Engineered human cells improve gene editing delivery using virus-like particles

Genome-wide screening in human producer cells has identified genetic pathways that control virus-like particle assembly, offering a scalable route to improve gene editing delivery systems for therapeutic use

Researchers have reported a novel strategy to enhance the production and performance of virus-like particles used to deliver gene editing tools, by focusing on the human cells that manufacture these delivery systems rather than the particles themselves.

Gene editing has emerged as a powerful approach to target the genetic causes of disease. However, to deliver the editing machinery into the correct cells with sufficient efficiency, safety and scale remains a central challenge. Virus-like particles have attracted considerable interest as delivery vehicles because they mimic the structure and cell-entry capability of viruses while lacking viral genetic material. Scientists have adapted these particles to carry gene editing components and to enable precise modification within target cells.

A study led by Dr. Aditya Raguram and researcher Diana Ly at the Whitehead Institute, Cambridge, Massachusetts, USA, has shifted attention towards the cellular systems responsible for assembling these particles. The research has introduced a platform to identify genes within producer cells that influence particle assembly, with the aim to engineer cells that generate more effective delivery vehicles.

“We can engineer the particles as much as we want, but if we do not understand how the producer cells actually make them, we are limited in how much we can improve production,” said Raguram.

The research team conducted a genome-wide screen to identify genes that influence virus-like particle production. They generated a diverse population of human producer cells, each with a different gene switched off. Because the particles incorporate fragments of genetic material from their host cells during assembly, each particle effectively carried a molecular barcode that identified which gene had been disabled in its cell of origin. By sequencing these barcodes, the researchers could determine which gene disruptions enhanced or impaired particle production.

“One thing that surprised me was how clearly the search was able to highlight specific pathways that play a major role in the production of these particles,” said Ly.

The analysis revealed that disruption of a single gene produced the most pronounced increase in particle output. This gene typically acts to limit the production of guide RNA, the short RNA molecules that direct gene editing enzymes to specific genomic targets. When the gene was disabled, cells produced higher quantities of guide RNA, and each virus-like particle carried a greater functional payload.

The researchers demonstrated that this improvement was not restricted to a single system. Engineered producer cells showed enhanced performance across multiple gene editing platforms and particle designs, including delivery systems developed by other laboratories. This consistency suggested that optimisation of guide RNA loading may offer a broadly applicable route to improve delivery efficiency.

“Because guide RNA loading is essentially universal across different cargo types and particle systems, this improvement could prove broadly useful beyond the particles we have developed,” said Raguram.

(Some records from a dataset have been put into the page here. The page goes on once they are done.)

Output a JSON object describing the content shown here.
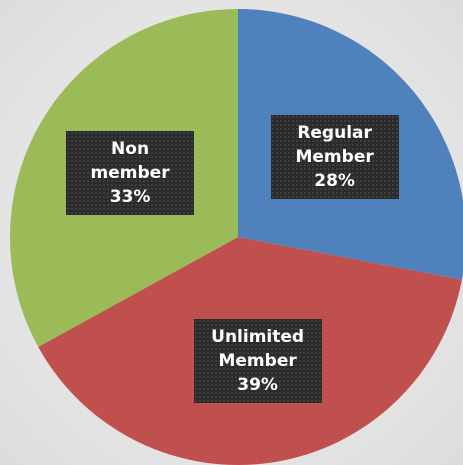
{
  "chart_data": {
    "type": "pie",
    "categories": [
      "Regular Member",
      "Unlimited Member",
      "Non member"
    ],
    "values": [
      28,
      39,
      33
    ],
    "value_labels": [
      "28%",
      "39%",
      "33%"
    ],
    "colors": [
      "#4f81bd",
      "#c0504d",
      "#9bbb59"
    ]
  }
}
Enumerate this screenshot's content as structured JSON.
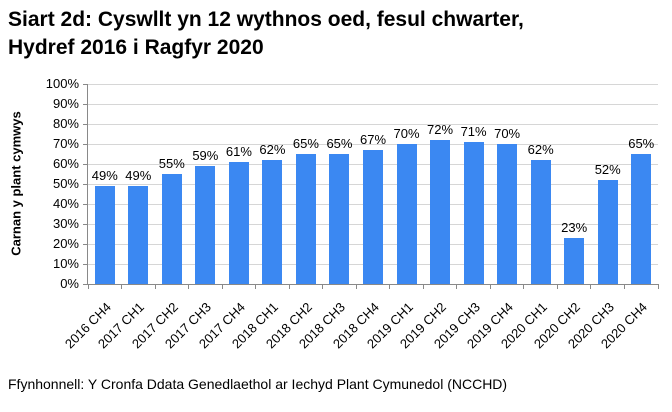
{
  "title": {
    "line1": "Siart 2d: Cyswllt yn 12 wythnos oed, fesul chwarter,",
    "line2": "Hydref 2016 i Ragfyr 2020"
  },
  "chart_data": {
    "type": "bar",
    "title": "Siart 2d: Cyswllt yn 12 wythnos oed, fesul chwarter, Hydref 2016 i Ragfyr 2020",
    "categories": [
      "2016 CH4",
      "2017 CH1",
      "2017 CH2",
      "2017 CH3",
      "2017 CH4",
      "2018 CH1",
      "2018 CH2",
      "2018 CH3",
      "2018 CH4",
      "2019 CH1",
      "2019 CH2",
      "2019 CH3",
      "2019 CH4",
      "2020 CH1",
      "2020 CH2",
      "2020 CH3",
      "2020 CH4"
    ],
    "values": [
      49,
      49,
      55,
      59,
      61,
      62,
      65,
      65,
      67,
      70,
      72,
      71,
      70,
      62,
      23,
      52,
      65
    ],
    "value_labels": [
      "49%",
      "49%",
      "55%",
      "59%",
      "61%",
      "62%",
      "65%",
      "65%",
      "67%",
      "70%",
      "72%",
      "71%",
      "70%",
      "62%",
      "23%",
      "52%",
      "65%"
    ],
    "xlabel": "",
    "ylabel": "Carnan y plant cymwys",
    "ylim": [
      0,
      100
    ],
    "ytick_step": 10,
    "ytick_suffix": "%",
    "grid": true,
    "legend": "none"
  },
  "colors": {
    "bar": "#3b88f2",
    "grid": "#d6d6d6",
    "axis": "#898989",
    "text": "#000000"
  },
  "source": "Ffynhonnell: Y Cronfa Ddata Genedlaethol ar Iechyd Plant Cymunedol (NCCHD)"
}
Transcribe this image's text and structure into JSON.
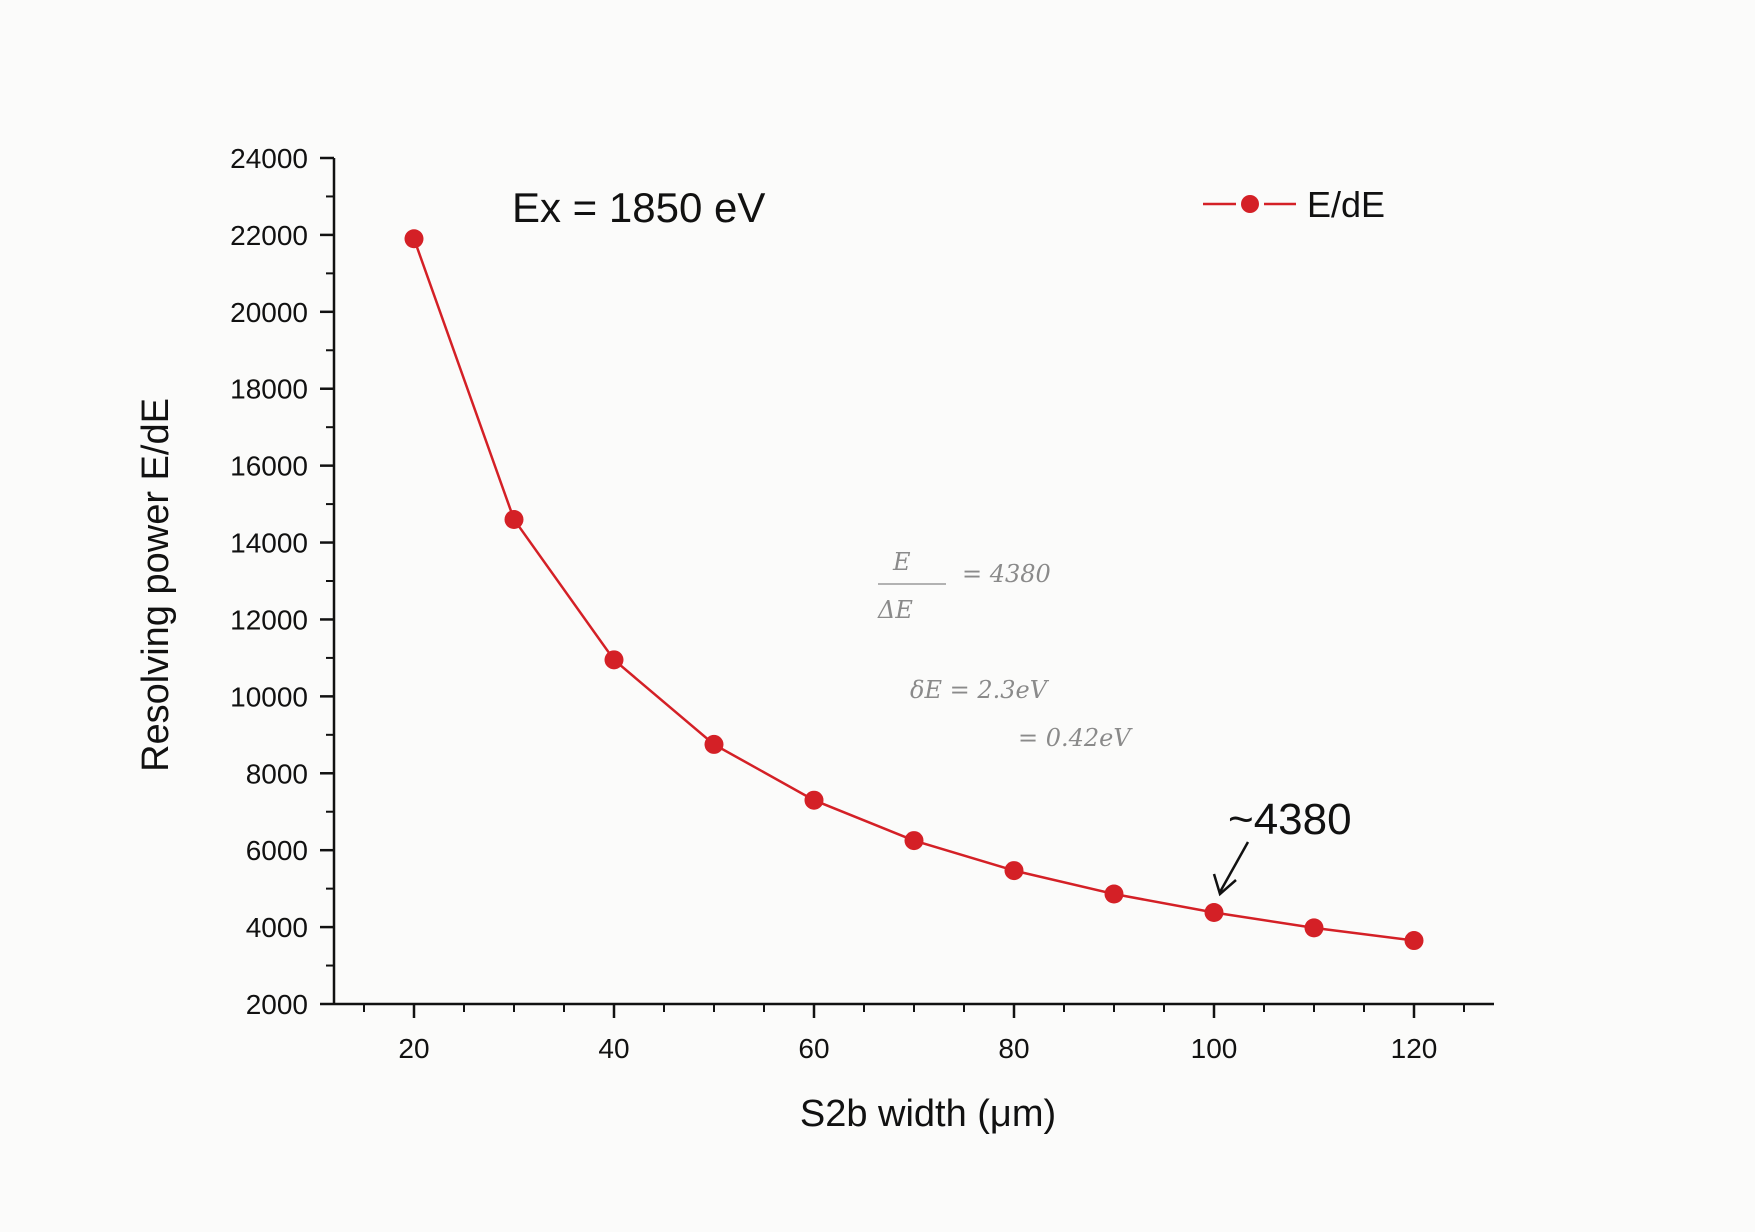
{
  "chart_data": {
    "type": "line",
    "xlabel": "S2b width (μm)",
    "ylabel": "Resolving power E/dE",
    "xlim": [
      12,
      128
    ],
    "ylim": [
      2000,
      24000
    ],
    "x_ticks": [
      20,
      40,
      60,
      80,
      100,
      120
    ],
    "y_ticks": [
      2000,
      4000,
      6000,
      8000,
      10000,
      12000,
      14000,
      16000,
      18000,
      20000,
      22000,
      24000
    ],
    "grid": false,
    "legend_position": "top-right",
    "series": [
      {
        "name": "E/dE",
        "color": "#d42026",
        "marker": "circle",
        "x": [
          20,
          30,
          40,
          50,
          60,
          70,
          80,
          90,
          100,
          110,
          120
        ],
        "y": [
          21900,
          14600,
          10950,
          8750,
          7300,
          6250,
          5470,
          4860,
          4380,
          3980,
          3650
        ]
      }
    ],
    "annotations": {
      "energy": "Ex = 1850 eV",
      "callout_value": "~4380",
      "callout_target": {
        "x": 100,
        "y": 4380
      },
      "handwritten": {
        "numerator": "E",
        "denominator": "ΔE",
        "eq1": "= 4380",
        "eq2": "δE = 2.3eV",
        "eq3": "= 0.42eV"
      }
    }
  }
}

The study also identified a subset of genes with more complex roles. Disabling these genes increased production of structural proteins required to assemble the particles but reduced their ability to deliver cargo effectively. In specialised manufacturing contexts where protein availability constrains production, however, these same genetic modifications increased overall delivery potency.

The team has continued to expand the screening platform to explore additional cellular mechanisms that influence particle assembly. Rather than restrict analysis to single-gene disruptions, the researchers have begun to investigate more complex cellular changes to refine production strategies further. They have also shared engineered cell lines with collaborators and have initiated partnerships to improve delivery into clinically relevant cell types, including immune cells and neurons.

“This delivery challenge is one of the last remaining bottlenecks that limits the widespread application of gene editing technologies,” said Raguram.

“To solve the production challenges could move virus-like particles closer to readiness for clinical use,” he added.

The longer-term objective is to translate these improvements into therapies for genetic disease. By increasing both the efficiency and reliability of delivery systems, the approach could help to unlock the therapeutic potential of gene editing across a wide range of conditions.

The Whitehead Institute – founded in 1982 – has established a reputation for fundamental research in genetics, genomics, cancer biology and developmental biology. The institute maintains an affiliation with Massachusetts Institute of Technology but operates independently in both its governance and research direction.